D’autres pays mériteraient des développements comme l’immense Indonésie ou le minuscule Brunei. Transition : malgré ces identités nationales très fortes, un pays domine toute l’Asie : la Chine.
La Chine déterminera pour longtemps encore l’avenir de l’Asie
Comme une autre l’évoque dans ce même symposium et que je n’y ai jamais vécu, je mettrai l’accent sur quelques points:
a) La culture chinoise a influencé, positivement ou négativement, toute l’Asie et même le Monde. C’est une réalité millénaire et cela va durer. C’est particulièrement vrai de pays qui ont directement subi cette influence comme le Japon et la Corée du Sud, c’est le cas de pays qui la jouxtent dont beaucoup sont relativement faibles, ceux que j’ai cités mais aussi l’Inde, le Pakistan et le Bangladesh malgré leurs populations nombreuses. La Birmanie en offre un triste exemple. La Chine profite d’une situation où 200 morts s’opposent à une dictature militaire pour affermir son pouvoir. Pas le Vietnam qui a montré dans son histoire qu’il était prêt à se battre pour préserver son indépendance
b) Mais la Chine a ses problèmes, le plus grave étant de préserver son unité. Le « mandate of the heaven » pour reprendre l’expression du professeur Xiang est la préservation de l’unité territoriale, par exemple à Taïwan, et sociale. Celle-ci est menacée par le contraste grandissant entre la côte et l’intérieur et plus largement entre les riches et les pauvres. On estime ainsi que 600 Millions de Chinois vivent avec 500 USD par an, juste au-dessus du seuil de pauvreté.

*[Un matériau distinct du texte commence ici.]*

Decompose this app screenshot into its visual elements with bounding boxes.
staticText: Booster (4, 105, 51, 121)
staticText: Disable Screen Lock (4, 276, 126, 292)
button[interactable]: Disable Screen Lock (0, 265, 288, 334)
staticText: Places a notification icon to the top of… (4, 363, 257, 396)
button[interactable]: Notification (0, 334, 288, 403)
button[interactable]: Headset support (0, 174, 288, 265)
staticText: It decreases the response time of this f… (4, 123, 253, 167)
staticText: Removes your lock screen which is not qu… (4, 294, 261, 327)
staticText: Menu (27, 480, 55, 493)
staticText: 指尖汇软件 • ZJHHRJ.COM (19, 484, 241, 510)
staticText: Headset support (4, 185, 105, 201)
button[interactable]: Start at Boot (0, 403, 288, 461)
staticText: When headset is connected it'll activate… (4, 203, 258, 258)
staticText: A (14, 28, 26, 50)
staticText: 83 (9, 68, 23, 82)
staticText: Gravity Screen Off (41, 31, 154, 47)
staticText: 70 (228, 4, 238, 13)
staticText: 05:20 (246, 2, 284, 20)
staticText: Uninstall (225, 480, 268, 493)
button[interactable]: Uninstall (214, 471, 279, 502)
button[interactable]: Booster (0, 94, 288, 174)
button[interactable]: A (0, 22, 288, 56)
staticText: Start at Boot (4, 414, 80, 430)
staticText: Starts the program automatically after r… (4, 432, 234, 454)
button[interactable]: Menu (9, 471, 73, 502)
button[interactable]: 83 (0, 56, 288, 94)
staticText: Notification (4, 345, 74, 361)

c) Enfin, des problèmes mondiaux doivent être traités à l’échelle mondiale, au premier rang desquels la soutenabilité de la croissance économique et la Chine joue sur cet enjeu sa place dans la société mondiale. Acceptera-t-elle de jouer avec les autres ou souhaitera-t-elle avant tout défendre ses intérêts ?
Conclusion personnelle : la France seule est trop petite pour faire le poids (Xiao Guo, « le petit pays » dit-on de la France en mandarin.)

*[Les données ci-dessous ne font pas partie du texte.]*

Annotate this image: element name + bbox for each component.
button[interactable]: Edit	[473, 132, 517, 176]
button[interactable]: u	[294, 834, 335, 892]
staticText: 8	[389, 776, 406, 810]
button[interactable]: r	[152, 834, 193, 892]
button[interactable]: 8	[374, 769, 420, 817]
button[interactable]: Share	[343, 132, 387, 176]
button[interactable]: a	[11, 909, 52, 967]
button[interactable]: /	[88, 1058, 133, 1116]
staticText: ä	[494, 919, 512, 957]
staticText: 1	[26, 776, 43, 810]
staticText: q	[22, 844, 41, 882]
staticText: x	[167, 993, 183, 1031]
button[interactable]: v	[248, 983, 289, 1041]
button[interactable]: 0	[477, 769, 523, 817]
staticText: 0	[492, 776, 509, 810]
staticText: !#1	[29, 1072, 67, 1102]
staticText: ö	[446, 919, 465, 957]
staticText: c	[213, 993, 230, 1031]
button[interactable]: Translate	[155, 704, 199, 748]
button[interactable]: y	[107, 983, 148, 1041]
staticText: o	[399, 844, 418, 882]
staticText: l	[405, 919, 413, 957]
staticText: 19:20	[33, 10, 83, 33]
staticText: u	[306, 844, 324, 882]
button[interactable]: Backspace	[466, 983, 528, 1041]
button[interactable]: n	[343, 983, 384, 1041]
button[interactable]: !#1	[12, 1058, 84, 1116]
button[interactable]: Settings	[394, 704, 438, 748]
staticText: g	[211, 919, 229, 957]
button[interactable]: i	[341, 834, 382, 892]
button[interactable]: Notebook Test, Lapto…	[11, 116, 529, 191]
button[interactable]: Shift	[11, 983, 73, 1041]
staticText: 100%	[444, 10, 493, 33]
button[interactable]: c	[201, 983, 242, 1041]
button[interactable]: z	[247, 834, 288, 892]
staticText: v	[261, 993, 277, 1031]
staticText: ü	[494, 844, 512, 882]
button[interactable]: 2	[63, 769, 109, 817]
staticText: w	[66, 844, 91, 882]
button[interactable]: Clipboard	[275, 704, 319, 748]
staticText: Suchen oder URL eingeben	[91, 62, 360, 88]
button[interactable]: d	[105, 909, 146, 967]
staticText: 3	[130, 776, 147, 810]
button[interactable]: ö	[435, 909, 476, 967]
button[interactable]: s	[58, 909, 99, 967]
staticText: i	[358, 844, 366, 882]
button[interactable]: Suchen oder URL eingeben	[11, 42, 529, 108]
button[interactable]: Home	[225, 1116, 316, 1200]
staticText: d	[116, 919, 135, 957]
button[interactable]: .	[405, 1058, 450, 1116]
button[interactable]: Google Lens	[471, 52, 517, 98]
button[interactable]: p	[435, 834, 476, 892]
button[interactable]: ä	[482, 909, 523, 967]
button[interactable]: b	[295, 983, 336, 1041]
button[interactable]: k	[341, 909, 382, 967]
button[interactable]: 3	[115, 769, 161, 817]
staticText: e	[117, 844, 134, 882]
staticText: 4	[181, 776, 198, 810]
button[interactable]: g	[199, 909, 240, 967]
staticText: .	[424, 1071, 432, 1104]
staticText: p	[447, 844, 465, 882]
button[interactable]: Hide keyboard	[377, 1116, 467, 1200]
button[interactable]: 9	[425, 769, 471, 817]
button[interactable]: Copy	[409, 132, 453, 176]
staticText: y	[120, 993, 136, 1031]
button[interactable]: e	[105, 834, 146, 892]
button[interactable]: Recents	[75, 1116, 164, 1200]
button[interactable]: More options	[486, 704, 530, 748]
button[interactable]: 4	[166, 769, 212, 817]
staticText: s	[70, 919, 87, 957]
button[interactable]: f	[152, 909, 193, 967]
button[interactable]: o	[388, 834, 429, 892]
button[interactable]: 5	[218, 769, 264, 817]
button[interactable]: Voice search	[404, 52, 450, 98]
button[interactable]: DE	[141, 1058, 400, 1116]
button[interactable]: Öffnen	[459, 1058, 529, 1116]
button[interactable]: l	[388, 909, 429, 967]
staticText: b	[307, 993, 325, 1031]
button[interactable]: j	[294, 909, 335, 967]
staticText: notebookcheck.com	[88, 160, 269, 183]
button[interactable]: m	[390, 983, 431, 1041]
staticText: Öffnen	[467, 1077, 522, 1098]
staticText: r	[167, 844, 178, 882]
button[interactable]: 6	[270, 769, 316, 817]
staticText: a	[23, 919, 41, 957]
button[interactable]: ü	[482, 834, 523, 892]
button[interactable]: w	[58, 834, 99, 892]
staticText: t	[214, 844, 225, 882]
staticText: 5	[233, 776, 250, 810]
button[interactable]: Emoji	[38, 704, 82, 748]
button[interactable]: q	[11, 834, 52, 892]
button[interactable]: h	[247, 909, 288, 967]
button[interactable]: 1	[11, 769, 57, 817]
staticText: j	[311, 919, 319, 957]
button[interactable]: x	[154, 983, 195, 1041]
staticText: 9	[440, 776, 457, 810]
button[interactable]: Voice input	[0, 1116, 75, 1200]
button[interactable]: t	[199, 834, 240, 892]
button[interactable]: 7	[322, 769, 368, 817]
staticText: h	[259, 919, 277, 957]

La voie de l’éclatement de l’UE est une voie possible, le succès ou l’échec du Brexit en fournira le test. Mais ce n’est pas mon choix. Seule l’Unité européenne peut et doit lui permettre d’exister mondialement, et aujourd’hui c’est l’Asie qui est leader. L’accent mis récemment sur la renationalisation est, à mon avis, une fausse route due avant tout aux élections à venir. Il faut au contraire – et cela vaut pour d’autres pays ou ensembles régionaux – avancer sur la voie de l’unification.